Current behavior isn't ideal; SERVER-18557 will fix this issue.

Comment by Eric Milkie [ 17/Nov/15 ]

Yes, unfortunately the server needs a stable clock source for replication. It can tolerate small jumps in time (such as for daylight savings time adjustment), but cannot handle months-long jumps backward in time.

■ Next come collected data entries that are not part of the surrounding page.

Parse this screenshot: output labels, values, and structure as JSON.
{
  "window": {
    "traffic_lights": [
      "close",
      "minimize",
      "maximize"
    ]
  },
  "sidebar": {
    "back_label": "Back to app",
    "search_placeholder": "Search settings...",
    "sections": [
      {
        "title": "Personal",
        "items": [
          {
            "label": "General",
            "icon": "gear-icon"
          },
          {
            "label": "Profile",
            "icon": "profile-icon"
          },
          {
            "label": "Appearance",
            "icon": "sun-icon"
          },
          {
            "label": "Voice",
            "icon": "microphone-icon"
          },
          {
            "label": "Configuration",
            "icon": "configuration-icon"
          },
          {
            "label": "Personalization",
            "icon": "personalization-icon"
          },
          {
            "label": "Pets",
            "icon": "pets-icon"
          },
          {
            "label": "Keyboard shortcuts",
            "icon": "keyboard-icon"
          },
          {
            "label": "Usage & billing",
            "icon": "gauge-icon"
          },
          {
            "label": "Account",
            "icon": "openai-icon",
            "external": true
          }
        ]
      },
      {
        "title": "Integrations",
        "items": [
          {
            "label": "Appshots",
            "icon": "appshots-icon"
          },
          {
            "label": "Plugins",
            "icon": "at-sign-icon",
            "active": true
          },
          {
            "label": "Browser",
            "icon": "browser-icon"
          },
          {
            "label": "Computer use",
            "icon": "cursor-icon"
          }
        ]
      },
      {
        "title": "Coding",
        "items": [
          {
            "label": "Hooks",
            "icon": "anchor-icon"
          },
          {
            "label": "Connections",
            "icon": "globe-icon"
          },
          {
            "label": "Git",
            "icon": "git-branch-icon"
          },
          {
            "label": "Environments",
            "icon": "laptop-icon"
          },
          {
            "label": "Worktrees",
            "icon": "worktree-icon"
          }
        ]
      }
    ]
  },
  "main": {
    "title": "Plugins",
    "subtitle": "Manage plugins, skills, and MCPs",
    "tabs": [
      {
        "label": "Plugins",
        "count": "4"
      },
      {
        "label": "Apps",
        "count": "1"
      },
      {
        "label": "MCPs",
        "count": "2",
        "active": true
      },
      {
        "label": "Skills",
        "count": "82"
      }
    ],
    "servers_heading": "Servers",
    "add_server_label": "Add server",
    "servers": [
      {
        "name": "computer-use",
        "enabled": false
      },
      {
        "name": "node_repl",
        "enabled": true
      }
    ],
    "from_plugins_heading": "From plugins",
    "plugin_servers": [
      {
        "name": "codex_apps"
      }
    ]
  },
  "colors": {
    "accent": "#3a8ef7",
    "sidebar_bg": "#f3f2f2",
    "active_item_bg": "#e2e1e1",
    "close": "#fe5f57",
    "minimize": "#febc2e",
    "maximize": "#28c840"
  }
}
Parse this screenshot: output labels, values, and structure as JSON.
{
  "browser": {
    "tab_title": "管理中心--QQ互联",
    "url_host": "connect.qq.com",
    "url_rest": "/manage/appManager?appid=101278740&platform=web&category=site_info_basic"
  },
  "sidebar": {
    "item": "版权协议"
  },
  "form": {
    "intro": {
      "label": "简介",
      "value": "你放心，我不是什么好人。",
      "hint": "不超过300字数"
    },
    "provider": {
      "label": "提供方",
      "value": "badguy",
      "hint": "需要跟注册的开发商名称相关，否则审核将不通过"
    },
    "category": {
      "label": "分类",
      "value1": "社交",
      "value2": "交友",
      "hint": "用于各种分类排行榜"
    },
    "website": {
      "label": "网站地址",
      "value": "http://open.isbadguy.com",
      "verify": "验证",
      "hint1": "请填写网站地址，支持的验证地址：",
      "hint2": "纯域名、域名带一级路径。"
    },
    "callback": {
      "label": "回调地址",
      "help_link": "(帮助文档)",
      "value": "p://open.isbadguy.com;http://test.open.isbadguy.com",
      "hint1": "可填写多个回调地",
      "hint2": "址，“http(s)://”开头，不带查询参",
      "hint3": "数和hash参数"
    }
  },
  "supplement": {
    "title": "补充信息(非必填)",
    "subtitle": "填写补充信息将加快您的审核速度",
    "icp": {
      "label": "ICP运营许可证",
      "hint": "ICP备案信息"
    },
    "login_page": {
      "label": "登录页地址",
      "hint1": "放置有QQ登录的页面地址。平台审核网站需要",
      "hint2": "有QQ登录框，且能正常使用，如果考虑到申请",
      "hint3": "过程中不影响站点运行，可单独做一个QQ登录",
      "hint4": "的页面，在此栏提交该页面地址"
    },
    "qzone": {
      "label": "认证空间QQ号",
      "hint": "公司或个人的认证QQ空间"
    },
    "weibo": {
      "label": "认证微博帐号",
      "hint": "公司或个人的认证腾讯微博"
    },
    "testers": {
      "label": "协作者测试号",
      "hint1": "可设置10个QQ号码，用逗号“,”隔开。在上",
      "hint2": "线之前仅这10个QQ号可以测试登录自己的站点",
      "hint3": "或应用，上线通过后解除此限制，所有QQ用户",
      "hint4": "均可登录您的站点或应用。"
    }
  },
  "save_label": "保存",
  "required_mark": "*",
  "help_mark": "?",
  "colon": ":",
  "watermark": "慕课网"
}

Comment by ufo ofu [ 17/Nov/15 ]

The reason has been found. before a moment, the operating system's time is changed to '2016-01-02', and then be modified. According to 'global_optime.cpp', timestamps in oplog.rs set to '1452628808'. And the counter has been increased until the mongo is crashed.

namespace { 
    mongo::mutex globalOptimeMutex("globalOptime"); 
    mongo::OpTime globalOpTime(0, 0); 
 
 
    bool skewed(const mongo::OpTime& val) { 
        if (val.getInc() & 0x80000000) { 
            mongo::warning() << "clock skew detected  prev: " << val.getSecs() 
                             << " now: " << (unsigned) time(0) << std::endl; 
            return true; 
        } 
 
 
        return false; 
    } 
} 
 
 
namespace mongo { 
    void setGlobalOptime(const OpTime& newTime) { 
        mutex::scoped_lock lk(globalOptimeMutex); 
        globalOpTime = newTime; 
    } 
 
 
    OpTime getLastSetOptime() { 
        mutex::scoped_lock lk(globalOptimeMutex); 
        return globalOpTime; 
    } 
 
 
    OpTime getNextGlobalOptime() { 
        mutex::scoped_lock lk(globalOptimeMutex); 
 
 
        const unsigned now = (unsigned) time(0); 
        const unsigned globalSecs = globalOpTime.getSecs(); 
        if ( globalSecs == now ) { 
            globalOpTime = OpTime(globalSecs, globalOpTime.getInc() + 1); 
        } 
        else if ( now < globalSecs ) { 
            globalOpTime = OpTime(globalSecs, globalOpTime.getInc() + 1); 
            // separate function to keep out of the hot code path 
            fassert(17449, !skewed(globalOpTime)); 
        } 
        else { 
            globalOpTime = OpTime(now, 1); 
        } 
 
 
        return globalOpTime; 
    } 
} 

Comment by Ramon Fernandez Marina [ 12/Nov/15 ]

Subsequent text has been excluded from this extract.